I stopped grafting apples a week before last weekend’s heatwave. Some of the those last grafts sprouted on third day of the heatwave. I’m a little concerned stored energy within the scionwood will get used up before the graft is healed enough to support the new wood.
It seems like there is always some reason to worry.
It looks OK in this photo. Keep us posted. depending on how deeply dormant a scion is, affects it’s wake-up time. Also, I don’t like to use scions so close to the end. older wood is more robust.
Older wood probably has higher carbohydrate reserves. But that tip section isn’t going to run out of reserves before growing.
Apple leaf buds require both high chilling and then considerable heat units before growing.
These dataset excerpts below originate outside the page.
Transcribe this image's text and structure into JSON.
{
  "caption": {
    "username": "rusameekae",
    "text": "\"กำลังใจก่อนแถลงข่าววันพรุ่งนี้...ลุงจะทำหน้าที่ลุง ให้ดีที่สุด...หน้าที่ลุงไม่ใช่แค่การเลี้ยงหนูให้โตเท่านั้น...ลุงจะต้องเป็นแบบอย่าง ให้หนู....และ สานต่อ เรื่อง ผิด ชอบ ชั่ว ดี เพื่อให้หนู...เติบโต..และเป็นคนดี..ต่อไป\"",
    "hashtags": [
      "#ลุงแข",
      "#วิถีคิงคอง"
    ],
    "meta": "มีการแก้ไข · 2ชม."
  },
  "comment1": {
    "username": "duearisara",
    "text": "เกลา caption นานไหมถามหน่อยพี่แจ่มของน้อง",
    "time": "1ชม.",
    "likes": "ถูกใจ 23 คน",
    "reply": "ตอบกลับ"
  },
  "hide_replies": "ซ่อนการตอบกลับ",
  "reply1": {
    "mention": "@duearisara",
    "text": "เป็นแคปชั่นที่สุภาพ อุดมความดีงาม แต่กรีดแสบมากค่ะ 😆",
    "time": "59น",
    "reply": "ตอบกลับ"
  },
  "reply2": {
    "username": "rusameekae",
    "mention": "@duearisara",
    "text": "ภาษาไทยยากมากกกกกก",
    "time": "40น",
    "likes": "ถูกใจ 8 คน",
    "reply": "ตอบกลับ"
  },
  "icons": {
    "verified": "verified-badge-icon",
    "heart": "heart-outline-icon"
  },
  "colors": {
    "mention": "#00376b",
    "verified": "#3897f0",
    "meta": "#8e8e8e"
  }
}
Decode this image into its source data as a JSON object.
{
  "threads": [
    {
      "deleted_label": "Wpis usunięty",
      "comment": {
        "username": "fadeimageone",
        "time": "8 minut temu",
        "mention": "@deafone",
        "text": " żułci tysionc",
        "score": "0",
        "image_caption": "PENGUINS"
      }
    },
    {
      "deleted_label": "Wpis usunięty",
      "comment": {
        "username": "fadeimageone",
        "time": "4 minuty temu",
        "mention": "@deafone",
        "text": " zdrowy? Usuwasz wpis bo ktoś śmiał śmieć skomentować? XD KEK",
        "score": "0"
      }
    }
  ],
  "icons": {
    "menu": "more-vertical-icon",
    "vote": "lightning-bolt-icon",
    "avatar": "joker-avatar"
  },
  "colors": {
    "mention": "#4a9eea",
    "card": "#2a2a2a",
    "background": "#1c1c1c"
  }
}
The chilling should be taken care of before wood was cut or in the fridge. But the heat units after that could be at various stages of fullfillment at grafting. It will grow when all that is in order. No hurry is there.
FN is right, you take the wood out of the fridge after the tree has been exposed to warm temperatures for probably a couple of weeks. Even if the tree is barely showing signs of growth it is ahead of the scion. I think that is part of the strategy in getting grafts to take before dehydrating, although I’ve had good success grafting wood the day I removed it when trees are first pushing bud.
Yes
The apples on the nurse branch are the size of a dime. Everything else that was grafted to the stump has 1" or more growth, the reason for my concern. I would of loved to use stouter scion but was all I got from the supplier. The scion wood was in the frig for 3 months.